PS: the long list of if
statements when I define the Filter in real space comes from how i'm drawing the sphere on the grid. I assign the value 1 to all the bins that are 100% within the sphere, and then the value decreases as the volume occupied by the sphere in the bin decreases. I checked that it gives me a sphere of the radius wanted. Details on the subject can be found here(part 2.5 and figure 8 for accuracy).
--EDIT--
The code only seems to behave like this when all the particle masses are identical
My problem comes from how I am generating my filter. In my code, the way I associate weight to voxels not entirely in the sphere is discontinuous: For example I give the weight 0.1 to a voxel whose volume ratio is between 0.1 et 0.2.

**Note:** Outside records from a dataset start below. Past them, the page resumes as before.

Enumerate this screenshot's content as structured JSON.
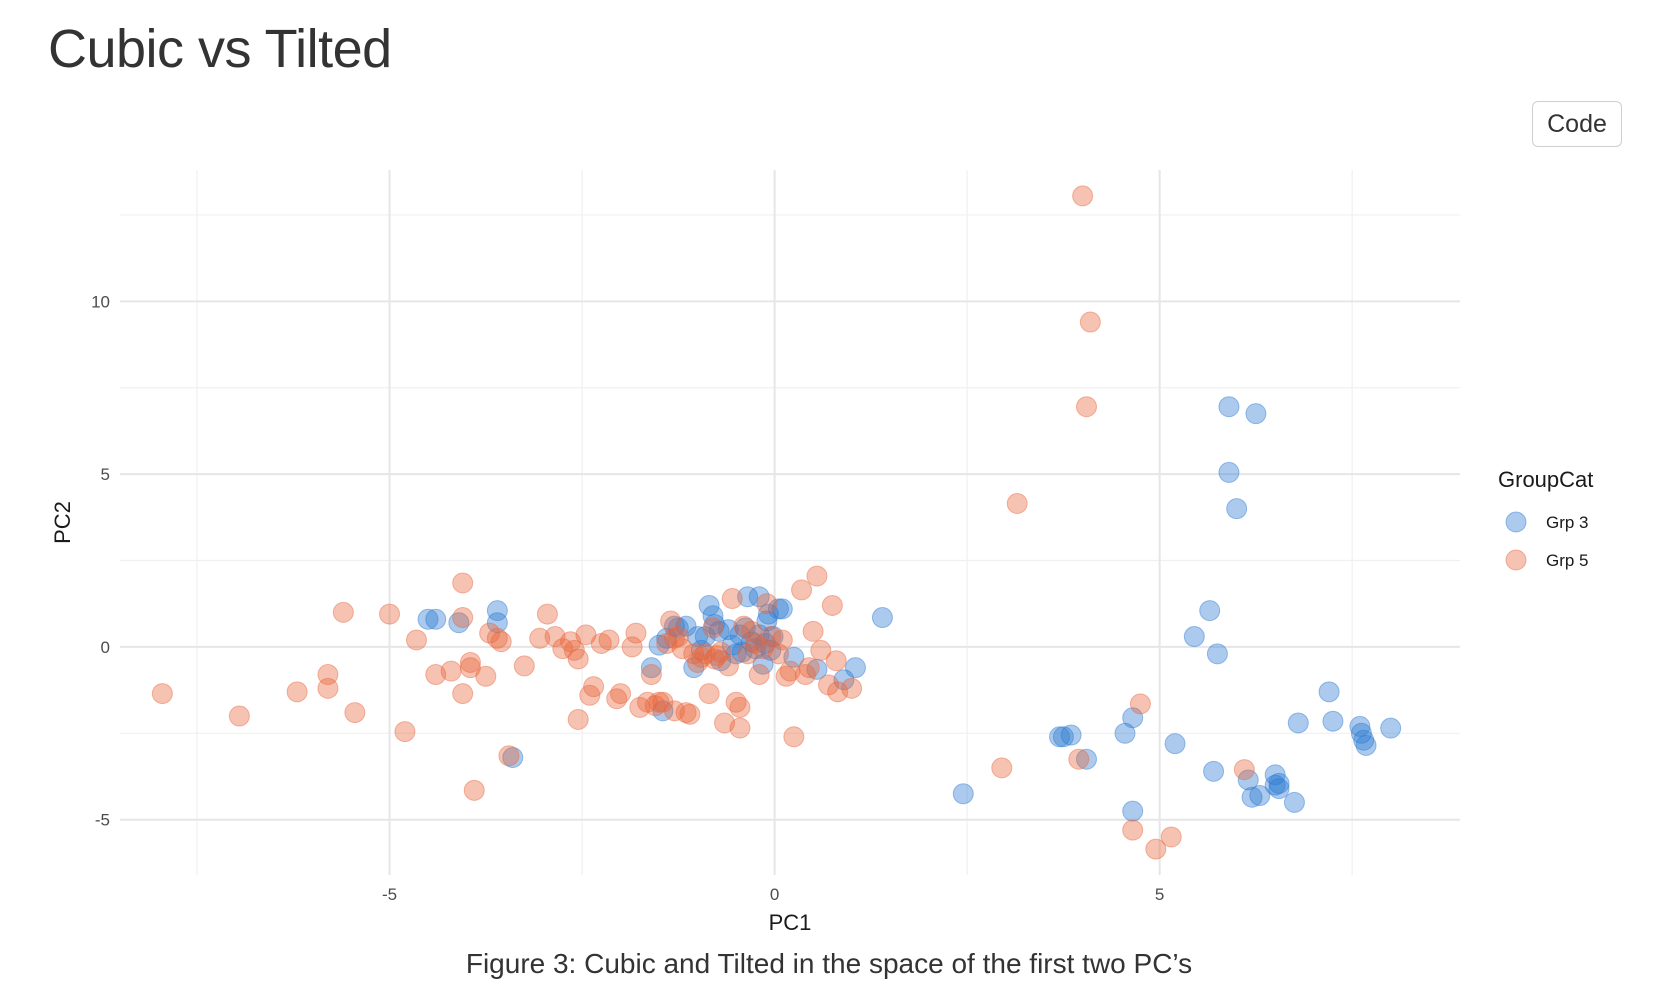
{
  "page": {
    "title": "Cubic vs Tilted",
    "code_button_label": "Code",
    "caption": "Figure 3: Cubic and Tilted in the space of the first two PC’s"
  },
  "chart_data": {
    "type": "scatter",
    "title": "",
    "xlabel": "PC1",
    "ylabel": "PC2",
    "xlim": [
      -8.5,
      8.9
    ],
    "ylim": [
      -6.6,
      13.8
    ],
    "x_ticks": [
      -5,
      0,
      5
    ],
    "x_tick_labels": [
      "-5",
      "0",
      "5"
    ],
    "y_ticks": [
      -5,
      0,
      5,
      10
    ],
    "y_tick_labels": [
      "-5",
      "0",
      "5",
      "10"
    ],
    "grid": true,
    "legend": {
      "title": "GroupCat",
      "position": "right"
    },
    "series": [
      {
        "name": "Grp 3",
        "color": "#2c7bd1",
        "points": [
          [
            -4.5,
            0.8
          ],
          [
            -4.4,
            0.8
          ],
          [
            -4.1,
            0.7
          ],
          [
            -3.6,
            1.05
          ],
          [
            -3.6,
            0.7
          ],
          [
            -3.4,
            -3.2
          ],
          [
            -1.6,
            -0.6
          ],
          [
            -1.45,
            -1.85
          ],
          [
            -1.5,
            0.05
          ],
          [
            -1.4,
            0.25
          ],
          [
            -1.3,
            0.6
          ],
          [
            -1.25,
            0.55
          ],
          [
            -1.15,
            0.6
          ],
          [
            -1.05,
            -0.6
          ],
          [
            -1.0,
            0.3
          ],
          [
            -0.95,
            -0.1
          ],
          [
            -0.9,
            0.3
          ],
          [
            -0.85,
            1.2
          ],
          [
            -0.8,
            0.9
          ],
          [
            -0.78,
            0.65
          ],
          [
            -0.72,
            0.45
          ],
          [
            -0.7,
            -0.4
          ],
          [
            -0.6,
            0.5
          ],
          [
            -0.55,
            0.05
          ],
          [
            -0.5,
            -0.2
          ],
          [
            -0.45,
            0.35
          ],
          [
            -0.42,
            -0.15
          ],
          [
            -0.38,
            0.55
          ],
          [
            -0.35,
            1.45
          ],
          [
            -0.3,
            0.15
          ],
          [
            -0.25,
            -0.05
          ],
          [
            -0.2,
            0.35
          ],
          [
            -0.2,
            1.45
          ],
          [
            -0.15,
            -0.5
          ],
          [
            -0.12,
            0.1
          ],
          [
            -0.1,
            0.75
          ],
          [
            -0.08,
            0.95
          ],
          [
            -0.05,
            -0.1
          ],
          [
            -0.02,
            0.3
          ],
          [
            0.05,
            1.1
          ],
          [
            0.1,
            1.1
          ],
          [
            0.25,
            -0.3
          ],
          [
            0.55,
            -0.65
          ],
          [
            0.9,
            -0.95
          ],
          [
            1.05,
            -0.6
          ],
          [
            1.4,
            0.85
          ],
          [
            2.45,
            -4.25
          ],
          [
            3.7,
            -2.6
          ],
          [
            3.75,
            -2.6
          ],
          [
            3.85,
            -2.55
          ],
          [
            4.05,
            -3.25
          ],
          [
            4.55,
            -2.5
          ],
          [
            4.65,
            -4.75
          ],
          [
            4.65,
            -2.05
          ],
          [
            5.2,
            -2.8
          ],
          [
            5.45,
            0.3
          ],
          [
            5.65,
            1.05
          ],
          [
            5.7,
            -3.6
          ],
          [
            5.75,
            -0.2
          ],
          [
            5.9,
            6.95
          ],
          [
            5.9,
            5.05
          ],
          [
            6.0,
            4.0
          ],
          [
            6.15,
            -3.85
          ],
          [
            6.2,
            -4.35
          ],
          [
            6.25,
            6.75
          ],
          [
            6.3,
            -4.3
          ],
          [
            6.5,
            -3.7
          ],
          [
            6.5,
            -4.0
          ],
          [
            6.55,
            -3.95
          ],
          [
            6.55,
            -4.1
          ],
          [
            6.75,
            -4.5
          ],
          [
            6.8,
            -2.2
          ],
          [
            7.2,
            -1.3
          ],
          [
            7.25,
            -2.15
          ],
          [
            7.6,
            -2.3
          ],
          [
            7.62,
            -2.5
          ],
          [
            7.65,
            -2.7
          ],
          [
            7.68,
            -2.85
          ],
          [
            8.0,
            -2.35
          ]
        ]
      },
      {
        "name": "Grp 5",
        "color": "#e8673d",
        "points": [
          [
            -7.95,
            -1.35
          ],
          [
            -6.95,
            -2.0
          ],
          [
            -6.2,
            -1.3
          ],
          [
            -5.8,
            -0.8
          ],
          [
            -5.8,
            -1.2
          ],
          [
            -5.6,
            1.0
          ],
          [
            -5.45,
            -1.9
          ],
          [
            -5.0,
            0.95
          ],
          [
            -4.8,
            -2.45
          ],
          [
            -4.65,
            0.2
          ],
          [
            -4.4,
            -0.8
          ],
          [
            -4.2,
            -0.7
          ],
          [
            -4.05,
            0.85
          ],
          [
            -4.05,
            1.85
          ],
          [
            -4.05,
            -1.35
          ],
          [
            -3.95,
            -0.6
          ],
          [
            -3.95,
            -0.45
          ],
          [
            -3.9,
            -4.15
          ],
          [
            -3.75,
            -0.85
          ],
          [
            -3.7,
            0.4
          ],
          [
            -3.6,
            0.25
          ],
          [
            -3.55,
            0.15
          ],
          [
            -3.45,
            -3.15
          ],
          [
            -3.25,
            -0.55
          ],
          [
            -3.05,
            0.25
          ],
          [
            -2.95,
            0.95
          ],
          [
            -2.85,
            0.3
          ],
          [
            -2.75,
            -0.05
          ],
          [
            -2.65,
            0.15
          ],
          [
            -2.6,
            -0.1
          ],
          [
            -2.55,
            -0.35
          ],
          [
            -2.55,
            -2.1
          ],
          [
            -2.45,
            0.35
          ],
          [
            -2.4,
            -1.4
          ],
          [
            -2.35,
            -1.15
          ],
          [
            -2.25,
            0.1
          ],
          [
            -2.15,
            0.2
          ],
          [
            -2.05,
            -1.5
          ],
          [
            -2.0,
            -1.35
          ],
          [
            -1.85,
            0.0
          ],
          [
            -1.8,
            0.4
          ],
          [
            -1.75,
            -1.75
          ],
          [
            -1.65,
            -1.6
          ],
          [
            -1.6,
            -0.8
          ],
          [
            -1.55,
            -1.7
          ],
          [
            -1.5,
            -1.6
          ],
          [
            -1.45,
            -1.6
          ],
          [
            -1.4,
            0.1
          ],
          [
            -1.35,
            0.75
          ],
          [
            -1.3,
            0.25
          ],
          [
            -1.3,
            -1.85
          ],
          [
            -1.25,
            0.3
          ],
          [
            -1.2,
            -0.05
          ],
          [
            -1.15,
            -1.9
          ],
          [
            -1.1,
            -1.95
          ],
          [
            -1.05,
            -0.2
          ],
          [
            -1.0,
            -0.45
          ],
          [
            -0.95,
            -0.3
          ],
          [
            -0.9,
            -0.2
          ],
          [
            -0.85,
            -1.35
          ],
          [
            -0.8,
            0.55
          ],
          [
            -0.78,
            -0.35
          ],
          [
            -0.75,
            -0.25
          ],
          [
            -0.7,
            -0.15
          ],
          [
            -0.65,
            -2.2
          ],
          [
            -0.6,
            -0.55
          ],
          [
            -0.55,
            1.4
          ],
          [
            -0.5,
            -1.6
          ],
          [
            -0.45,
            -1.75
          ],
          [
            -0.45,
            -2.35
          ],
          [
            -0.4,
            0.6
          ],
          [
            -0.35,
            -0.2
          ],
          [
            -0.3,
            0.45
          ],
          [
            -0.25,
            0.1
          ],
          [
            -0.2,
            -0.8
          ],
          [
            -0.15,
            -0.05
          ],
          [
            -0.1,
            1.25
          ],
          [
            -0.05,
            0.3
          ],
          [
            0.05,
            -0.2
          ],
          [
            0.1,
            0.2
          ],
          [
            0.15,
            -0.85
          ],
          [
            0.2,
            -0.7
          ],
          [
            0.25,
            -2.6
          ],
          [
            0.35,
            1.65
          ],
          [
            0.4,
            -0.8
          ],
          [
            0.45,
            -0.6
          ],
          [
            0.5,
            0.45
          ],
          [
            0.55,
            2.05
          ],
          [
            0.6,
            -0.1
          ],
          [
            0.7,
            -1.1
          ],
          [
            0.75,
            1.2
          ],
          [
            0.8,
            -0.4
          ],
          [
            0.82,
            -1.3
          ],
          [
            1.0,
            -1.2
          ],
          [
            2.95,
            -3.5
          ],
          [
            3.15,
            4.15
          ],
          [
            3.95,
            -3.25
          ],
          [
            4.0,
            13.05
          ],
          [
            4.05,
            6.95
          ],
          [
            4.1,
            9.4
          ],
          [
            4.65,
            -5.3
          ],
          [
            4.75,
            -1.65
          ],
          [
            4.95,
            -5.85
          ],
          [
            5.15,
            -5.5
          ],
          [
            6.1,
            -3.55
          ]
        ]
      }
    ]
  }
}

Thus what happens when all points have the same mass is: I have multiples of 1 in my grid that I multiply with a finite number of coefficients, thus there is a finite nummber of possible values that my grid can take, and thus some bins are empty or at least 'less full'. This is less likely to happen when the masses of my particle are more continuously distributed.
A fix is thus to appoint the right weight to the voxels.